The Sheffield Press

Technology

DeepSeek seeks fresh capital at $74 billion before China IPO

By Darren Ryding ·
DeepSeek seeks fresh capital at $74 billion before China IPO

DeepSeek is preparing to raise fresh capital at a valuation of about 500 billion yuan, or $74 billion, in a move that would put China’s best-known AI startup at the center of the country’s capital markets test. The Hangzhou-based company is also weighing a mainland listing, with early discussions centered on Shanghai’s STAR Market, China’s Nasdaq-style board for technology companies.

People briefed on the plan said DeepSeek has set an internal target to complete its IPO filing this year, even as the financing and listing plans remain in an early stage and could still change. Reuters also reported that the new round could raise as much as 50 billion yuan, adding another layer to a transaction that would rank among the most closely watched AI fundraisings in China.

The size of the planned valuation matters because it comes barely weeks after DeepSeek closed its first external funding round in June at a post-money valuation of about 450 billion yuan, or roughly $7.4 billion. That round was reported to include Tencent and Contemporary Amperex Technology Co., better known as CATL, while some accounts said China’s National Artificial Intelligence Industry Investment Fund also participated. The speed of the repricing, if completed, would underscore how aggressively domestic investors are still backing leading AI names.

AI-generated illustration
AI-generated illustration

For Beijing, the stakes go beyond one startup. An onshore listing would anchor DeepSeek more firmly inside China’s domestic financial system at a time when policymakers want locally built companies to compete with U.S. leaders such as OpenAI and Anthropic. It would also give investors a cleaner public-market benchmark for judging whether China’s AI champions can turn technical prestige into durable revenue.
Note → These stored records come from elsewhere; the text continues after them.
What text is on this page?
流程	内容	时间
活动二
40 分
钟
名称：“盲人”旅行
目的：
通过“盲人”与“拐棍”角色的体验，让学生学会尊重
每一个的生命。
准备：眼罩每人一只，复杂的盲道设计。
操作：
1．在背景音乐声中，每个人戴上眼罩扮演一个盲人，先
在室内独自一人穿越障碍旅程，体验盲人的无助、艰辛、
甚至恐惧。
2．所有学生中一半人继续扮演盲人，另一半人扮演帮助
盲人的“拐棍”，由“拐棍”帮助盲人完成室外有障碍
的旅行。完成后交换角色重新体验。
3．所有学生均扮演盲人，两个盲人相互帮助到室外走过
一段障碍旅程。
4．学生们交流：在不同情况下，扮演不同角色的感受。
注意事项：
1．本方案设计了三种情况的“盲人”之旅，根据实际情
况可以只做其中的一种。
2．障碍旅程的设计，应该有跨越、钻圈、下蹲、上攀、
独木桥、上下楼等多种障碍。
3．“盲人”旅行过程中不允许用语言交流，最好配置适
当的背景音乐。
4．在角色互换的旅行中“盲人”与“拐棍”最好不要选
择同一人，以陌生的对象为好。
DeepSeek rose to global prominence in January 2025 after launching its R1 model, which the company said could rival OpenAI’s ChatGPT at lower cost. That breakthrough helped turn Liang Wenfeng, who founded DeepSeek in 2023 in Hangzhou and also co-founded High-Flyer Capital Management, into one of the most closely watched figures in China’s AI industry.

Related stock photo
Photo by Werner Pfennig

Bloomberg-reported coverage has said DeepSeek is preparing for a possible IPO filing and could debut publicly in 2027. For now, the company’s valuation is becoming a referendum on whether China’s AI market is maturing into a sustainable funding base or still running ahead of commercial adoption, revenue visibility and product monetization.